CCPCs (Canadian Controlled Private Corporations) – Employee Stock Options
A CCPC is a company that’s incorporated in Canada, whose shares are owned by Canadian residents. By definition, a CCPC is a ‘private company’ and is therefore not listed on a public stock exchange like the New York Stock Exchange or the Toronto Stock Exchange.
When your employer grants or gives a stock option to you, you do not have to include anything in your taxable income at that time. In other words, there is no tax consequence to you at the grant date.
When you exercise a stock option, which means to purchase the shares through your employer, you must include a taxable benefit in your income. The taxable benefit is equal to the difference between the exercise price (i.e. the price you paid to buy the shares) and the market value of the shares at the time of purchase.
There is a special tax deferral for employees of CCPCs. The taxable benefit can be postponed to the date the shares are sold. This makes it easier for employees to pay tax because they will have cash available from the sale of the shares.
Example:
Let’s look at an example. Assume that the exercise price is $3 / share, and the market value is $10 / share. When you exercise your right to buy the shares, a taxable benefit is realized for $7 / share ($10 minus $3).
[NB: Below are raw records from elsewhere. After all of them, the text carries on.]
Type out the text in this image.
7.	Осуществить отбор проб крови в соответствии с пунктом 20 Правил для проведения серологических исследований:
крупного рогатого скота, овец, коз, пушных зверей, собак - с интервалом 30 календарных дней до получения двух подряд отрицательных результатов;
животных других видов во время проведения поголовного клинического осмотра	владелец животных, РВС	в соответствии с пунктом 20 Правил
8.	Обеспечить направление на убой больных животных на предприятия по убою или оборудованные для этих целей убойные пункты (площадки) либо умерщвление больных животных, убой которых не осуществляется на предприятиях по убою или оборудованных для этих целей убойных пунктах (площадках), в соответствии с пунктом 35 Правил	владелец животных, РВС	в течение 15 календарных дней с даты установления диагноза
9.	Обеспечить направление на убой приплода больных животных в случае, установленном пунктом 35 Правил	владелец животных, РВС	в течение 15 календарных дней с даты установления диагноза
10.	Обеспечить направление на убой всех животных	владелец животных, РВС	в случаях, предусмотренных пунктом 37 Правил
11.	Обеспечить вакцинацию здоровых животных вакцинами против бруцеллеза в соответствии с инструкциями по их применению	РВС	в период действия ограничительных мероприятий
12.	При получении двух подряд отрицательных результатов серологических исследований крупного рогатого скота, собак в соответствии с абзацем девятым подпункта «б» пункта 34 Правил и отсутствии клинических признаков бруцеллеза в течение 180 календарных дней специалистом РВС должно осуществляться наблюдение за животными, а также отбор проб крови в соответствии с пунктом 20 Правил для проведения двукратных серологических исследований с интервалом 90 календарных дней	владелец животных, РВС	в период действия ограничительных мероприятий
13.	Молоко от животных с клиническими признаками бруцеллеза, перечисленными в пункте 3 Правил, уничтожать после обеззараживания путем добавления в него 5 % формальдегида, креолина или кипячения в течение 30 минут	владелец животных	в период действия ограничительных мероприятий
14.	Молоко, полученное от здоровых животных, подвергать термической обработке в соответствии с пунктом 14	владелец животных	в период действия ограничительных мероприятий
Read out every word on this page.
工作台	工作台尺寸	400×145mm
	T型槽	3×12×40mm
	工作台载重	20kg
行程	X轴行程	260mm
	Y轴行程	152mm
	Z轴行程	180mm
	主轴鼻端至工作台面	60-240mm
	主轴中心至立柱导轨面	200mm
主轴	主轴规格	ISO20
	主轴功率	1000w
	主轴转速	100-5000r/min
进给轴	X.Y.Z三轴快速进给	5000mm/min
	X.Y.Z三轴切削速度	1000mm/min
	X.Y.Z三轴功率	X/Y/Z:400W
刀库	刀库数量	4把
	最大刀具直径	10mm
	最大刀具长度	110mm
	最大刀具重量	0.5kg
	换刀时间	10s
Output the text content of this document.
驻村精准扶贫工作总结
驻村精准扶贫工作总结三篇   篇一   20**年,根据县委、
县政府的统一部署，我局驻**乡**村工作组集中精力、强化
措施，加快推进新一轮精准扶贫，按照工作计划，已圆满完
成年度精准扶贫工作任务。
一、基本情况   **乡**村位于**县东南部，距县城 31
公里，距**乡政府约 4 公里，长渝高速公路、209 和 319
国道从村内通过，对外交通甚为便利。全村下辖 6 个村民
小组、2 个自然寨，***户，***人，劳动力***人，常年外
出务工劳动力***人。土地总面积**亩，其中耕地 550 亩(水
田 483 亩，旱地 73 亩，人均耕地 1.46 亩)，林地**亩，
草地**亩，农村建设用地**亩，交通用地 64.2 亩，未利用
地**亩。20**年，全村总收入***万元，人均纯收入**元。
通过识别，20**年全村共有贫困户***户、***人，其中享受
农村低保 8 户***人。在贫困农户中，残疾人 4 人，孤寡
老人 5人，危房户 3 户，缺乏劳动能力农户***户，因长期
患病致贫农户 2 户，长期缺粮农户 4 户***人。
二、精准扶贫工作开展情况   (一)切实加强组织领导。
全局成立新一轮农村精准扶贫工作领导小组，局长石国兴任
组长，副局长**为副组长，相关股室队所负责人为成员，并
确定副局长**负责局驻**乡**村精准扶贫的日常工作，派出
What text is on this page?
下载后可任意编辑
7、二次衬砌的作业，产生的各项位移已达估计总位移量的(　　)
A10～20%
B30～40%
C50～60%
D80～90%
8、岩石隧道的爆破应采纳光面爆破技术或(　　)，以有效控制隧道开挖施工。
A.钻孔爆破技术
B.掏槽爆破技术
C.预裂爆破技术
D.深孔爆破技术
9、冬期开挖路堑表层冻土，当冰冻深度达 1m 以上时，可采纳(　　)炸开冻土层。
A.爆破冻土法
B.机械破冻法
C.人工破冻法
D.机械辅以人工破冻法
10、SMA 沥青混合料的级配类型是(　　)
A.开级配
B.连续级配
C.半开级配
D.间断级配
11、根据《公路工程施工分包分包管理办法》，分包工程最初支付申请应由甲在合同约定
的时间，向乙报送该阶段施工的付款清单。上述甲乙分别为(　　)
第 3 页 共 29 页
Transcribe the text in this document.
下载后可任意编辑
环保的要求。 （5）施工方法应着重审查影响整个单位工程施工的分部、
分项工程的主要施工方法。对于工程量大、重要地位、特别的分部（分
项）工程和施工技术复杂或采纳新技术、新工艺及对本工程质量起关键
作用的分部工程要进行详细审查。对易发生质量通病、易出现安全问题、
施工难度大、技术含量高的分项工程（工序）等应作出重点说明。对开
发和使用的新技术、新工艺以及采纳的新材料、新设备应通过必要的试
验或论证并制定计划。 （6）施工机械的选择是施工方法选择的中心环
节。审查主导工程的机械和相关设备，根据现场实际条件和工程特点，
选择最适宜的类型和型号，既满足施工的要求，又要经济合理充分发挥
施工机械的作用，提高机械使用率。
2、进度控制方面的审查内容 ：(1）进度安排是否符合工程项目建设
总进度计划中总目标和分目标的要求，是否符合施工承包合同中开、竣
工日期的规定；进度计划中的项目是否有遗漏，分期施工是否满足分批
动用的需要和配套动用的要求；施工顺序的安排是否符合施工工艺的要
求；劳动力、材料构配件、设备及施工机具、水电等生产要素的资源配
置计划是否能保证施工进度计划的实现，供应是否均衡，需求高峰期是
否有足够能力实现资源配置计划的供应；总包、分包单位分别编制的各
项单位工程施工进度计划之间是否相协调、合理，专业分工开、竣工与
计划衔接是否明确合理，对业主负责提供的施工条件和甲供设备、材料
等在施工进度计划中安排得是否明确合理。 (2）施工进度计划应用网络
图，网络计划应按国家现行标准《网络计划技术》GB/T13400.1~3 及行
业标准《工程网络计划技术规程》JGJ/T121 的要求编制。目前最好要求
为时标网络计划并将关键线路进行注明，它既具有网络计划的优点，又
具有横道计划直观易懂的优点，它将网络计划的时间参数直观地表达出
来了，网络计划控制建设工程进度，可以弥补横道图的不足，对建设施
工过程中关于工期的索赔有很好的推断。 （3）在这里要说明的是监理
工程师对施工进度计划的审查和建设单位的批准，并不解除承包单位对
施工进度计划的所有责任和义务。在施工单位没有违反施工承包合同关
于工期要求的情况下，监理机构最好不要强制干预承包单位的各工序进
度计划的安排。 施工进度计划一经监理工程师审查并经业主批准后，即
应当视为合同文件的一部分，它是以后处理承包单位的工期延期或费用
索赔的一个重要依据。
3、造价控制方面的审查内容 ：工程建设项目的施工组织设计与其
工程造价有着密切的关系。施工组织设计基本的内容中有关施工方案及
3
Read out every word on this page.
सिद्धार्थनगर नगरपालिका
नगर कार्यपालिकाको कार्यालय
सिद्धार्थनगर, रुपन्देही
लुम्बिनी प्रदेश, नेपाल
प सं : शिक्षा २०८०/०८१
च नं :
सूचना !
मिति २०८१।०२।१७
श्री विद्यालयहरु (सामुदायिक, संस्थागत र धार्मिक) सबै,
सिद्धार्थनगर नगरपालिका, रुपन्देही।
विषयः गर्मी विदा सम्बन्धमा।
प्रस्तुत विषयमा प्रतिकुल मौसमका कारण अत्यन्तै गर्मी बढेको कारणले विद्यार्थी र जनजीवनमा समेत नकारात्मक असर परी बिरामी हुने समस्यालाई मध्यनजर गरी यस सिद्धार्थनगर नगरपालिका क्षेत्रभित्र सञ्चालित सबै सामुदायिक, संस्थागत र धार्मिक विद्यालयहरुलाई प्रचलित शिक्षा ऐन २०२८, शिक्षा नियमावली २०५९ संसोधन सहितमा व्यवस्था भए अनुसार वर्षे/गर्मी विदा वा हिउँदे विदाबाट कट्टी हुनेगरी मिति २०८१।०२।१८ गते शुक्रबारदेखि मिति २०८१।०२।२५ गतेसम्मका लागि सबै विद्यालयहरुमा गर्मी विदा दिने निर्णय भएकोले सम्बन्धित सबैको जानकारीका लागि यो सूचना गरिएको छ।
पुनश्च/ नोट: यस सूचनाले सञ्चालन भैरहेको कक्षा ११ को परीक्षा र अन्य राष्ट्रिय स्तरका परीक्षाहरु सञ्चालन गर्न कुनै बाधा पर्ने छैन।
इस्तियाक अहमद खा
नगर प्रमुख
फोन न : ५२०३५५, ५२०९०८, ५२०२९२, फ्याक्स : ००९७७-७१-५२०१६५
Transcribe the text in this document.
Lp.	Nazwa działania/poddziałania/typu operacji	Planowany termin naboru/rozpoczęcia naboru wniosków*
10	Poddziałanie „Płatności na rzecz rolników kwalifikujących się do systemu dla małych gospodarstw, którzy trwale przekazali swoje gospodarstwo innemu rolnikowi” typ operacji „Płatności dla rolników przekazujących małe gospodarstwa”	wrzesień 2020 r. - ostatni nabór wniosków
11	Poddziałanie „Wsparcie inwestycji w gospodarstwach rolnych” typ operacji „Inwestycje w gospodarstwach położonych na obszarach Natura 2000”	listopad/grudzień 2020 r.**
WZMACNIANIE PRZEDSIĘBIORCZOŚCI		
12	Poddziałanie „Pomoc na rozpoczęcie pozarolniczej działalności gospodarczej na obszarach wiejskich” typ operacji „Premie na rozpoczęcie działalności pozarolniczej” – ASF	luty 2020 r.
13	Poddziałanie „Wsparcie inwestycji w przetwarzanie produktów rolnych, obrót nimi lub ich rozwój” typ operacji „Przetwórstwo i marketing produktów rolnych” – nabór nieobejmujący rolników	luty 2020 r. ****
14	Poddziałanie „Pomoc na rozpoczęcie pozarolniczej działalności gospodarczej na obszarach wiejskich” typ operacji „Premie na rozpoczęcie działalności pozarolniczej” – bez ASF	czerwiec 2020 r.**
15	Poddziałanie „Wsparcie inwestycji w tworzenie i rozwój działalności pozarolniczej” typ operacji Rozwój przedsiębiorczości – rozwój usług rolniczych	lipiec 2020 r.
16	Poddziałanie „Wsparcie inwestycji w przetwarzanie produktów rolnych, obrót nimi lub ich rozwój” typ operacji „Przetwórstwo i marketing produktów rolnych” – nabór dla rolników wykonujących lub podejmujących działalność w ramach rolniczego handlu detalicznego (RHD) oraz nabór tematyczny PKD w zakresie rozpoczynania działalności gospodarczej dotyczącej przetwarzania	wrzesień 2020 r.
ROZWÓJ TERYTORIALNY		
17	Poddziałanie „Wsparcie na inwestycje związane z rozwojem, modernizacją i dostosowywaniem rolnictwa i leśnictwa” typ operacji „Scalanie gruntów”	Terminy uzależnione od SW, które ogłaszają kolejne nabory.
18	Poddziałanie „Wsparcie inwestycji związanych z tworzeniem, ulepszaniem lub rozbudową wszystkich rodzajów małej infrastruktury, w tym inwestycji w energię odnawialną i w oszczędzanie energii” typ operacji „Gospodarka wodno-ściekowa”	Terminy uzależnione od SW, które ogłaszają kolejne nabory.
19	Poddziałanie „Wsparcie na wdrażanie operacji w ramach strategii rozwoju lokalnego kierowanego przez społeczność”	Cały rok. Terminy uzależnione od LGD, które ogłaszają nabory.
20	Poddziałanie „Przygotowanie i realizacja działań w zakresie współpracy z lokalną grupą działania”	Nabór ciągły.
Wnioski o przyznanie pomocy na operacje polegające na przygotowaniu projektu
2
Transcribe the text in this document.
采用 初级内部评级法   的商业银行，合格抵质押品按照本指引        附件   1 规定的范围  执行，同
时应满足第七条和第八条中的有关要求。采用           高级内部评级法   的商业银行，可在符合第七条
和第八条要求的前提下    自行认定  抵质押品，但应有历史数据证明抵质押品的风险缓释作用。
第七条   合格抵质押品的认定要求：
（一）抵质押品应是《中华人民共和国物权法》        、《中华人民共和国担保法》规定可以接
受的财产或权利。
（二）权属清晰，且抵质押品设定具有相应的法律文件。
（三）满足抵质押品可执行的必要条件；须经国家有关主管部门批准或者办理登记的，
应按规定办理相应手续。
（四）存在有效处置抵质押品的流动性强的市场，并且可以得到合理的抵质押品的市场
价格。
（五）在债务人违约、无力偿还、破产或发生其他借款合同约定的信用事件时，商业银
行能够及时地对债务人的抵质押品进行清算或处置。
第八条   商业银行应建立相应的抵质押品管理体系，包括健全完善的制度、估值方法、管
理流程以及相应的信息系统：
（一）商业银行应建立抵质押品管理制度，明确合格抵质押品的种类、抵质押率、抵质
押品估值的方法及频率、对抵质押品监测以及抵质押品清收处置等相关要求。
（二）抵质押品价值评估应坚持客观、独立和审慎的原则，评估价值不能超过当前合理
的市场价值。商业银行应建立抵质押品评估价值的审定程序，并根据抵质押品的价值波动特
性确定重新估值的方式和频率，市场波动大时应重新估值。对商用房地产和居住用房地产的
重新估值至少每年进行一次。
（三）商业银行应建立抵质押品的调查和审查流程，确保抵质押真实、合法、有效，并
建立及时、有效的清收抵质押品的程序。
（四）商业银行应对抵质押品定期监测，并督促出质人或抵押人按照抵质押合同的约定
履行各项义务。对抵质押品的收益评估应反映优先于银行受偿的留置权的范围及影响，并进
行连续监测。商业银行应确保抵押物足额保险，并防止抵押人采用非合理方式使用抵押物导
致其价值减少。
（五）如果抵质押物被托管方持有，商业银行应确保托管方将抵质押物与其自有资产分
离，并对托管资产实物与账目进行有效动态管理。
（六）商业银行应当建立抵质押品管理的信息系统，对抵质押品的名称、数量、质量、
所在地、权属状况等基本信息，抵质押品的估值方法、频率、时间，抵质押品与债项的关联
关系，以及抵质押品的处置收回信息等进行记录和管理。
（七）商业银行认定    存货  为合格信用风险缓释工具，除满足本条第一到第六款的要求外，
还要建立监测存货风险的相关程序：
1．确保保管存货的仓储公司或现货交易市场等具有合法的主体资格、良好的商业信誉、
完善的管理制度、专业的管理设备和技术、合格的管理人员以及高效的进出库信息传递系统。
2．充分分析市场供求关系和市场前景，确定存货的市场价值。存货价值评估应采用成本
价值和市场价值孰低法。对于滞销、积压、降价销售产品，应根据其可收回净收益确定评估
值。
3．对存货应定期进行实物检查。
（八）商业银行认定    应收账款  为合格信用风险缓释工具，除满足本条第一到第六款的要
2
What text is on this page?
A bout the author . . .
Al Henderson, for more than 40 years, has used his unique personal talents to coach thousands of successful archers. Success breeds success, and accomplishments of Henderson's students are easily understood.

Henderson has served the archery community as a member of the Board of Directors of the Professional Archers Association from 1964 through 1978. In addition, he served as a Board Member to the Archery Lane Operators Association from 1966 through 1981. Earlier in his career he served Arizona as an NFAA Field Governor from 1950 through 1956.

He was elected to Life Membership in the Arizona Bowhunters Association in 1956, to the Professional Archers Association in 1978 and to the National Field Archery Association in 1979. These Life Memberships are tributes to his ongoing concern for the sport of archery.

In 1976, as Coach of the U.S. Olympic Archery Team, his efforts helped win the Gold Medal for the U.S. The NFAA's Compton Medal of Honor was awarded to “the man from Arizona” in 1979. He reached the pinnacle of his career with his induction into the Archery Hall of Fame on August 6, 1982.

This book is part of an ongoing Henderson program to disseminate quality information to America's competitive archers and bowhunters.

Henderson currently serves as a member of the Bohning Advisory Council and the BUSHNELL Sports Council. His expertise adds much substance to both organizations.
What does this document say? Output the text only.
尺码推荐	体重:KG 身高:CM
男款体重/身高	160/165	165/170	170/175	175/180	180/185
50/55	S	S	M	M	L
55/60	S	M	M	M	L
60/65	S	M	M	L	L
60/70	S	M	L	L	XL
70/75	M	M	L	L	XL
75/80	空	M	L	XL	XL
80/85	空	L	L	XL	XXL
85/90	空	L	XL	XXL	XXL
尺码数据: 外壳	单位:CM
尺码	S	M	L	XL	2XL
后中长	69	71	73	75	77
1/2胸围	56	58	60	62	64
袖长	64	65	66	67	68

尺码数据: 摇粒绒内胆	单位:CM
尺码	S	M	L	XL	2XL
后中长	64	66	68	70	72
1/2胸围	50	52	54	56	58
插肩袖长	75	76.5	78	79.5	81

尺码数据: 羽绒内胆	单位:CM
Remember, for employees of CCPC’s the taxable benefit is postponed until the shares are sold.
If you meet one of these two conditions, you can claim a tax deduction equal to ½ of the taxable benefit, or $3.50 in this example (50% x $7).
- You have held the shares for at least two years after you have purchased them
- The exercise price is at least equal to the fair market value of the shares when they were granted to you
Public Companies – Employee Stock Options
Now, let’s move on to the taxation of stock options for public companies.
On the date that you are granted or receive stock options in an employer that is a publicly listed company, you do not have a personal tax consequence. However, on the date that you purchase the shares, you will get a taxable benefit equal to the difference between the exercise price of the shares and the market value of the shares on that date. You cannot postpone the timing of this taxable benefit.
Let’s assume you work for Coca-Cola Canada and the fair market value of the shares today is $30 / share. According to the option agreement, you can exercise or buy the shares for $10 / share. Therefore, the taxable benefit that will be included in your income at the time of exercise is $20 / share.
After buying the shares, you have two choices: (A) You can immediately sell the shares or (B) You can hold onto them if you believe they will increase in value in the future. If you choose to hold onto the shares and sell them in the future for a profit, the profit made from the sale will be classified as a capital gain and subject to tax. Whether you sell the shares or hold onto them, taxes will be deducted from your paycheck to account for the taxable benefit you realized on the purchase of the shares.
However, don’t hold onto the shares for too long after purchasing them. This is because if the price of the stock drops you’re still liable for the taxable benefit realized on the purchase date.
You can claim a tax deduction for ½ of the taxable benefit realized on the exercise date. To do so, all of these 3 conditions must be met:
- You receive normal common shares upon exercise
- The exercise price is at least equal to the fair market value of the shares at the time the options were granted
- You deal at arm’s length or on a third party basis with your employer
Disclaimer
The information provided on this page is intended to provide general information. The information does not take into account your personal situation and is not intended to be used without consultation from accounting and financial professionals. Allan Madan and Madan Chartered Accountant will not be held liable for any problems that arise from the usage of the information provided on this page.